No Housing Bubble In Australia – RBA

The RBA today published a discussion paper entitled Is Housing Overvalued?

This is an important question, given The Economist (2013) and the OECD (2013) report that Australian house prices are 24 per cent and 21 per cent ‘overvalued’, respectively. The report makes the point cost to income ratios are meaningless unless you know the cost of the alternative!

Their approach is to examine whether it is more expensive to own a house or to rent. They assess houses as ‘overvalued’ if home buyers pay too much, in the sense that they would be better off renting than buying. This involves comparing the financial cost of renting a home with the cost of owning a similar dwelling, where the latter depends on the purchase price, interest rates, repairs, council rates and so on.

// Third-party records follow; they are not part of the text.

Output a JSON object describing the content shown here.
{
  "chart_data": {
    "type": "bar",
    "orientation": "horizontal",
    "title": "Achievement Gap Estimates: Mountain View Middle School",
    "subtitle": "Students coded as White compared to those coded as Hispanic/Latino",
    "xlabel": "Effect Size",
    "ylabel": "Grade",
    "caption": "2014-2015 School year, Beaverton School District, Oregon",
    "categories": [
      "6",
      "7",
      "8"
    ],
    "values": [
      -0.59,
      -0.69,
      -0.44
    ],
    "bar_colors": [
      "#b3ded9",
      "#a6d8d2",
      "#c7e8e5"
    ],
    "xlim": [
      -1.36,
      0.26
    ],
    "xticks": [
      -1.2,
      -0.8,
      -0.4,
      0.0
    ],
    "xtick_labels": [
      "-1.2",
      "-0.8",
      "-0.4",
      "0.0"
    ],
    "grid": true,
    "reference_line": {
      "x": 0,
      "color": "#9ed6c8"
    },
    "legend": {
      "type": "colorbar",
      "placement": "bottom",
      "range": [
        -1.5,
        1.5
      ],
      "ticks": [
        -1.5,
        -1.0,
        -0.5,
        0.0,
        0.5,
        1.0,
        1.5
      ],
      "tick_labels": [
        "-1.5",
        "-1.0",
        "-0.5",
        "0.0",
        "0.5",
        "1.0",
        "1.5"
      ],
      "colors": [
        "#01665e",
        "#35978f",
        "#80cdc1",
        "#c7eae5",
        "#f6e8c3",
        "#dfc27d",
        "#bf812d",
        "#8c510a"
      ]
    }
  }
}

They conclude that real house prices have increased at an average annual rate of slightly less than 2½ per cent since 1955. If this rate of appreciation is expected to continue then houses are fairly valued. Many observers have suggested that future house price growth is likely to be somewhat less than this historic average. In that case, at current prices, rents, interest rates and so on, the average household is probably financially better off renting than buying.

RBAPricesInterestingly, there is no direct discussion in the paper on housing bubbles, though there is a throw away line in the abstract “Recent data do not show signs of a bubble”.

Now, we agree that there is not a housing bubble in Australia, rather thanks to macroeconomic policies over a long period, poor land release, and freely available credit, house prices are out of kilter, based on loan to income, loan to value, and on other metrics. In fact, the best approach is to use a range of measures to baseline the position of house prices, across countries. The weakness in the RBA analysis is that house prices and rental costs are connected, so they will tend to move together. Therefore, relatively speaking the fact that rents are tracking prices are not a good indicator of whether house prices are over valued. It is a closed system, and self fulfilling.